Le brouillard qui recouvre le fleuve Douro imprègne l'air d'une odeur que je qualifierais, au premier abord, de mystérieuse si cela ne sonnait pas si terriblement cliché.

La brume glissante qui enveloppe les deux rives, ainsi que les six ponts emblématiques de la ville, confère à Porto une aura de fraîcheur (sans parler de la fraîcheur réelle !) qui a fait de la ville la nouvelle capitale de la classe créative européenne. Laissez à Lisbonne le plaisir de la contemplation infinie, de la passion implosive, de l'été sans fin et, bien sûr, des saudades, et les foules déchaînées à Berlin et Barcelone.

Comme Bilbao, Hambourg, San Francisco, Rotterdam ou Portland, Porto a su capitaliser sur son « syndrome de deuxième ville », son climat vif (qui contraste avec la chaleur – et le tempérament fougueux – de ses habitants), pour créer une contre-culture qui a fini par s'imposer. Aujourd'hui, les gens recherchent des maisons à vendre à Porto pour vivre entourés d'une architecture captivante, d'un design innovant et d'une cuisine qui met l'eau à la bouche.

coucher de soleil sur porto

À Porto, différentes époques architecturales cohabitent dans un centre urbain qui – contrairement à Lisbonne – a survécu au tremblement de terre de 1755 pratiquement intact. Cela signifie que les structures médiévales côtoient désormais la Casa da Música, une structure en forme de diamant de l'architecte néerlandais superstar Rem Koolhaas, ainsi que les projets conçus par son fils spirituel, Alvaro Siza, la force derrière le Musée d'art contemporain de la Fondation Serralves.
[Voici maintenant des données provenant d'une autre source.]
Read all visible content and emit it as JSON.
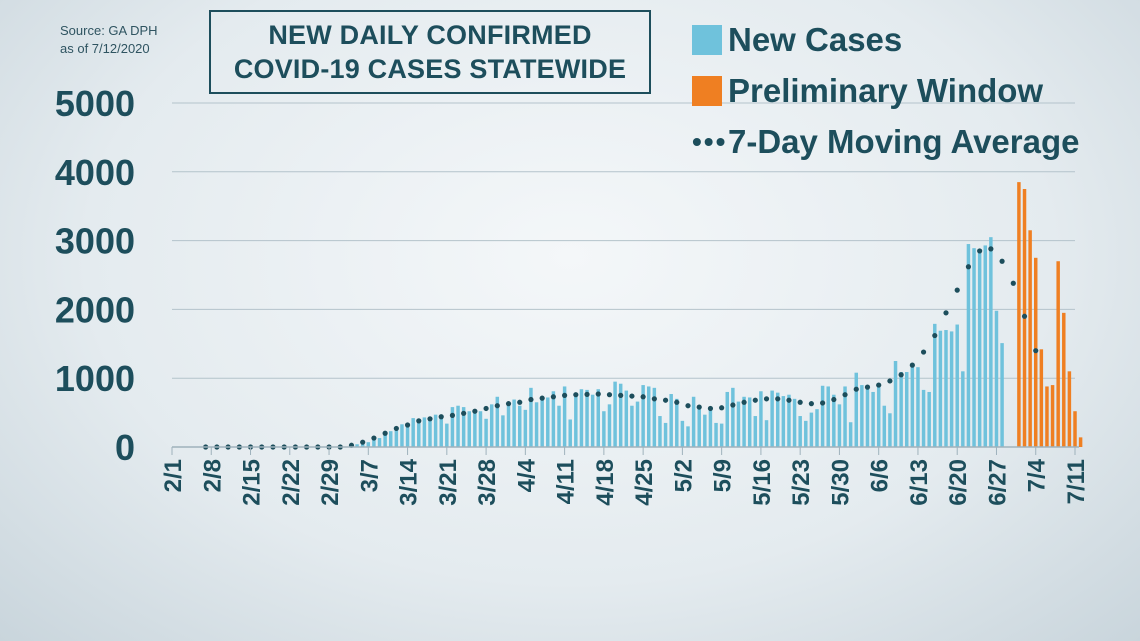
{
  "source": {
    "line1": "Source: GA DPH",
    "line2": "as of 7/12/2020"
  },
  "title": {
    "line1": "NEW DAILY CONFIRMED",
    "line2": "COVID-19 CASES STATEWIDE"
  },
  "colors": {
    "new_cases": "#6fc2dc",
    "preliminary": "#ef7f22",
    "moving_average": "#1d4e5c",
    "grid": "#b4c3cb",
    "text": "#1d4e5c"
  },
  "chart_data": {
    "type": "bar",
    "start_date": "2/1",
    "x_tick_labels": [
      "2/1",
      "2/8",
      "2/15",
      "2/22",
      "2/29",
      "3/7",
      "3/14",
      "3/21",
      "3/28",
      "4/4",
      "4/11",
      "4/18",
      "4/25",
      "5/2",
      "5/9",
      "5/16",
      "5/23",
      "5/30",
      "6/6",
      "6/13",
      "6/20",
      "6/27",
      "7/4",
      "7/11"
    ],
    "y_ticks": [
      0,
      1000,
      2000,
      3000,
      4000,
      5000
    ],
    "ylim": [
      0,
      5000
    ],
    "legend_position": "top-right",
    "series": [
      {
        "name": "New Cases",
        "kind": "bar",
        "color": "#6fc2dc",
        "values": [
          0,
          0,
          0,
          0,
          0,
          0,
          0,
          0,
          0,
          0,
          0,
          0,
          0,
          0,
          0,
          0,
          0,
          0,
          0,
          0,
          0,
          0,
          0,
          0,
          0,
          0,
          0,
          0,
          0,
          0,
          0,
          2,
          10,
          40,
          60,
          70,
          110,
          130,
          200,
          230,
          280,
          330,
          300,
          420,
          400,
          430,
          420,
          470,
          420,
          340,
          580,
          600,
          580,
          520,
          540,
          520,
          410,
          620,
          730,
          460,
          650,
          690,
          600,
          540,
          860,
          650,
          740,
          720,
          810,
          600,
          880,
          400,
          780,
          840,
          830,
          760,
          840,
          520,
          620,
          950,
          920,
          820,
          600,
          660,
          900,
          880,
          860,
          450,
          350,
          770,
          700,
          380,
          300,
          730,
          560,
          470,
          560,
          350,
          340,
          800,
          860,
          660,
          730,
          720,
          450,
          810,
          390,
          820,
          790,
          740,
          760,
          700,
          450,
          380,
          500,
          550,
          890,
          880,
          760,
          620,
          880,
          360,
          1080,
          900,
          900,
          800,
          920,
          600,
          490,
          1250,
          1090,
          1090,
          1170,
          1160,
          830,
          800,
          1790,
          1690,
          1700,
          1680,
          1780,
          1100,
          2950,
          2890,
          2830,
          2930,
          3050,
          1980,
          1510,
          0,
          0,
          0,
          0,
          0,
          0,
          0,
          0,
          0,
          0,
          0,
          0,
          0
        ]
      },
      {
        "name": "Preliminary Window",
        "kind": "bar",
        "color": "#ef7f22",
        "values": [
          0,
          0,
          0,
          0,
          0,
          0,
          0,
          0,
          0,
          0,
          0,
          0,
          0,
          0,
          0,
          0,
          0,
          0,
          0,
          0,
          0,
          0,
          0,
          0,
          0,
          0,
          0,
          0,
          0,
          0,
          0,
          0,
          0,
          0,
          0,
          0,
          0,
          0,
          0,
          0,
          0,
          0,
          0,
          0,
          0,
          0,
          0,
          0,
          0,
          0,
          0,
          0,
          0,
          0,
          0,
          0,
          0,
          0,
          0,
          0,
          0,
          0,
          0,
          0,
          0,
          0,
          0,
          0,
          0,
          0,
          0,
          0,
          0,
          0,
          0,
          0,
          0,
          0,
          0,
          0,
          0,
          0,
          0,
          0,
          0,
          0,
          0,
          0,
          0,
          0,
          0,
          0,
          0,
          0,
          0,
          0,
          0,
          0,
          0,
          0,
          0,
          0,
          0,
          0,
          0,
          0,
          0,
          0,
          0,
          0,
          0,
          0,
          0,
          0,
          0,
          0,
          0,
          0,
          0,
          0,
          0,
          0,
          0,
          0,
          0,
          0,
          0,
          0,
          0,
          0,
          0,
          0,
          0,
          0,
          0,
          0,
          0,
          0,
          0,
          0,
          0,
          0,
          0,
          0,
          0,
          0,
          0,
          0,
          0,
          0,
          0,
          3850,
          3750,
          3150,
          2750,
          1420,
          880,
          900,
          2700,
          1950,
          1100,
          520,
          140,
          0
        ]
      },
      {
        "name": "7-Day Moving Average",
        "kind": "line",
        "style": "dotted",
        "color": "#1d4e5c",
        "values": [
          null,
          null,
          null,
          null,
          null,
          null,
          0,
          0,
          0,
          0,
          0,
          0,
          0,
          0,
          0,
          0,
          0,
          0,
          0,
          0,
          0,
          0,
          0,
          0,
          0,
          0,
          0,
          0,
          0,
          0,
          0,
          10,
          25,
          45,
          70,
          95,
          130,
          170,
          200,
          240,
          270,
          300,
          320,
          360,
          380,
          390,
          410,
          430,
          440,
          450,
          460,
          480,
          490,
          510,
          520,
          540,
          560,
          580,
          600,
          610,
          630,
          640,
          650,
          660,
          690,
          700,
          710,
          720,
          730,
          740,
          750,
          755,
          760,
          760,
          765,
          770,
          770,
          770,
          760,
          760,
          750,
          750,
          740,
          740,
          730,
          720,
          700,
          690,
          680,
          670,
          650,
          620,
          600,
          590,
          580,
          570,
          560,
          560,
          570,
          590,
          610,
          630,
          650,
          670,
          680,
          690,
          700,
          700,
          700,
          690,
          680,
          660,
          650,
          640,
          630,
          630,
          640,
          660,
          690,
          720,
          760,
          800,
          840,
          860,
          870,
          880,
          900,
          920,
          960,
          1000,
          1050,
          1110,
          1190,
          1280,
          1380,
          1490,
          1620,
          1780,
          1950,
          2100,
          2280,
          2450,
          2620,
          2750,
          2850,
          2900,
          2880,
          2800,
          2700,
          2550,
          2380,
          2150,
          1900,
          1650,
          1400,
          1200
        ]
      }
    ]
  }
}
Ajoutez à cela des centaines d'autres maisons, bâtiments, stations de métro aux lignes simples et aux courbes modelées par la lumière : Porto abrite également le meilleur du mouvement Art déco du Portugal, avec des panneaux de carreaux époustouflants qui habillent les églises et les gares de la ville.

Laissez votre esprit vagabonder aussi librement que vos pieds en vous perdant dans le labyrinthe des charmantes boutiques et bureaux et des impressionnantes galeries et musées de la ville. Ne manquez surtout pas La Paz, une marque de mode locale dont les cofondateurs, José Miguel de Abreu et André Bastos Teixeira, ont mis fin à toute idée persistante selon laquelle Porto ne serait guère plus qu'un point de départ pour les amateurs de vin lors de voyages romantiques dans la vallée du Douro.

Il faut le dire, et le souligner, la réputation de Porto en tant que demi-sœur oubliée de Lisbonne a fait de Porto la nouvelle destination fétiche de ceux qui cherchent désespérément à échapper à la décadence, au côté branché presque passé de Berlin ou de Barcelone, ou à l'agressivité et à la surconsommation de Londres et de Paris. Petite ville enserrée dans les parois abruptes d'une vallée, Porto est gérable et offre une routine épurée qui replace la vie à une échelle plus humaine.

Il n'y a jamais trop de monde sur les trottoirs, et les nombreux parcs de la ville, remplis de paons, vous permettent de ralentir et de respirer. Et bien sûr, il y a les vues sur le fleuve – visibles depuis presque tous les points de vue de la ville, grâce à ses pentes abruptes – remplies de bateaux rabelo qui glissent et qui, autrefois, auraient été chargés de barils de vin de Porto. C'est-à-dire qu'ils sont visibles de presque partout dans la ville lorsque l'ensemble n'est pas enveloppé dans le brouillard.